Connie frowned. “Why would they go there, though?”
“If someone had killed my loved one in a Chaos ritual, maybe I’d want to be shown where. Maybe I’d want to do the same thing to them in the same place.”
Tyler didn’t want to think about what that was. “I’ll look up the earliest flight. We can—”
“Tyler,” Archie interrupted. “The odds of that—”
“I’m not sitting here on my ass waiting for you to feel him dying! I don’t care. Even if he’s not there, maybe there’ll be some information…I can’t just stay here.”
Connie nodded and took a step forward. “Same. I can’t just…let’s just go. If he’s not there, we can return.”
Cross and Charlie agreed.
“Okay.” Archie sighed. “I can’t just leave the coven unattended after this happened, but please be careful. Tyler…”
“I’ll be careful. And we’ll get him back.”
Archie smiled tightly.
Without another word, they looked up the earliest flight to the old grounds of the Imber coven.
**********
Tyler had never felt so fucking crazy getting onto a commercial plane. He had to get through security and wait for the gate to open and board while Roman could be anywhere, with anything being done to him.
Not to mention they’d had to wait for sixteen hours until the next flight. He was shaking with the helplessness of it all.
Tyler should have listened to his gut and not waited so long to check on why Roman wasn’t responding to his messages. Should have fucking pushed when it was obvious something was wrong.
Tyler should have told Roman he loved him.
Time turned elastic, one second stretching on, and on, and on, a torture. It snapped back into place as they got to their destination, but then they had to rent a car, fill in paperwork, find the damn thing—
Every menial part of life was ridiculous and intolerable.
Finally, after an age of waiting, of trying not to think, of holding himself as still as he could, they arrived at what used to be the Imber coven.
Tyler wasn’t surprised the town was surrounded by a tall, metal fence guarded by several gates at different points. Those gates were broken and taped over, now, signs cautioning people sensitive to magic to turn away, claiming it was a restricted area.
Together, they managed to creak one of the big metal doors open just enough to get the car through.
Tyler was too worried about Roman to pay attention to much else, but it was difficult to miss how Cross had been deathly quiet since arriving, barely breathing, as though he’d shrunken in size.
“Hey. You okay?” Tyler asked him.
“Yeah. I just…I can still feel it,” Cross replied quietly.
Tyler nodded. Chaos had a way of sinking its claws into a person and not letting go.

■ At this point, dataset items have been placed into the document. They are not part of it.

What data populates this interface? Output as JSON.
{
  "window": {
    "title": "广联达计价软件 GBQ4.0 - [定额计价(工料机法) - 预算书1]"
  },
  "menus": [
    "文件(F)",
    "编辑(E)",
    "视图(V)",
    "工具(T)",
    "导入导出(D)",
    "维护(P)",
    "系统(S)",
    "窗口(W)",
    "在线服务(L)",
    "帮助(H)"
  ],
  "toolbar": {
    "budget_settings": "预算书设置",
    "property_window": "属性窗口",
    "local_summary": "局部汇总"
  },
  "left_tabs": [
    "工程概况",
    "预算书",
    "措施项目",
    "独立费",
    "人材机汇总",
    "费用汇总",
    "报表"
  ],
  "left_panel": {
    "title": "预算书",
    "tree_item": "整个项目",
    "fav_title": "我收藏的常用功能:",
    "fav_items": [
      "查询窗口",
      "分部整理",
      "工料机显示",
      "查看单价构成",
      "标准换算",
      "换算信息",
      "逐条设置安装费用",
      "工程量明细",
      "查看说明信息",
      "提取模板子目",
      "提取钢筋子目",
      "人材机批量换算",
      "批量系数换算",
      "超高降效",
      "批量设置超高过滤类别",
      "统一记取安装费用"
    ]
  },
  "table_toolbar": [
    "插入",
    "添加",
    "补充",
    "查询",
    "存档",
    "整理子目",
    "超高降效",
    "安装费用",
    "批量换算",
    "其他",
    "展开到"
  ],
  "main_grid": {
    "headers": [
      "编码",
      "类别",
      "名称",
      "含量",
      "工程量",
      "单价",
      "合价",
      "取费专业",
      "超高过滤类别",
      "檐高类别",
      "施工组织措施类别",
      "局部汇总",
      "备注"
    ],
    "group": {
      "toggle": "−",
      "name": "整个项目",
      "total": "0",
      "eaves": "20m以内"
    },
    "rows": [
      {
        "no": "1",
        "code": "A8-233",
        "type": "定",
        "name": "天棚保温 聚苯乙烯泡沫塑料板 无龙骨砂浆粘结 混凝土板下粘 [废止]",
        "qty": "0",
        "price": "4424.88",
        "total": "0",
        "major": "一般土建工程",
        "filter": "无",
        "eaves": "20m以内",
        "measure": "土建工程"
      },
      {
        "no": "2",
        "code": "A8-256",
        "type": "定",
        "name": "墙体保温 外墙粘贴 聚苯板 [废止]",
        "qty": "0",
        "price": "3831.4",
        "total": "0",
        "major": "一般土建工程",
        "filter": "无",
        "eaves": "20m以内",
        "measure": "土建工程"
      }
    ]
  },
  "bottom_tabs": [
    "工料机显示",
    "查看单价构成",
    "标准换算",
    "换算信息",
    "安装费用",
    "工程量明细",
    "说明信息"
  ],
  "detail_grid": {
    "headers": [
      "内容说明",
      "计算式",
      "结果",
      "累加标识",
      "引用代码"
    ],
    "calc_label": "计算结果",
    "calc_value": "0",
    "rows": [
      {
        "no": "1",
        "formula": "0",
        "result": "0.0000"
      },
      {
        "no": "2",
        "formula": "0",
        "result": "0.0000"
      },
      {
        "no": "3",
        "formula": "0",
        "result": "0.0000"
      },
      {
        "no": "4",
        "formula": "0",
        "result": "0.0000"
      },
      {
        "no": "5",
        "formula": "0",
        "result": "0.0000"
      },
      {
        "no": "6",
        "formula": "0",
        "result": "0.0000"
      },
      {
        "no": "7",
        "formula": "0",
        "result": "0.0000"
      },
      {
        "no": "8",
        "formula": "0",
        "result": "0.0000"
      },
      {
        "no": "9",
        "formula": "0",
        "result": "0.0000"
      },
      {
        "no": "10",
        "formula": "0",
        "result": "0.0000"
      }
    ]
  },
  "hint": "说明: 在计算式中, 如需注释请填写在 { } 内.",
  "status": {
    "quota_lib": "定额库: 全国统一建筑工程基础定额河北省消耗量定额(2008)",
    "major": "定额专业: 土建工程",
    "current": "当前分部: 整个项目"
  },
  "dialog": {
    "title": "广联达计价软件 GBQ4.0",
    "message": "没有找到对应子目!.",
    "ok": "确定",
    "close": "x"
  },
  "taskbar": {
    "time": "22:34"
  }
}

Cross guided them to the high witch’s old house—a grand, opulent thing set apart from the rest. They tried all the doors and checked the windows, but there was no sign that anybody had been there in a long time.
“Let’s keep searching,” Connie said.
They went to the house Roman’s abuser—because calling him Roman’s Dom was ridiculous—had owned, but that was empty too. Went to the sight of the first killing, according to Cross, but there was nothing.
They looked through the ghost town, every empty corner robbing Tyler of hope.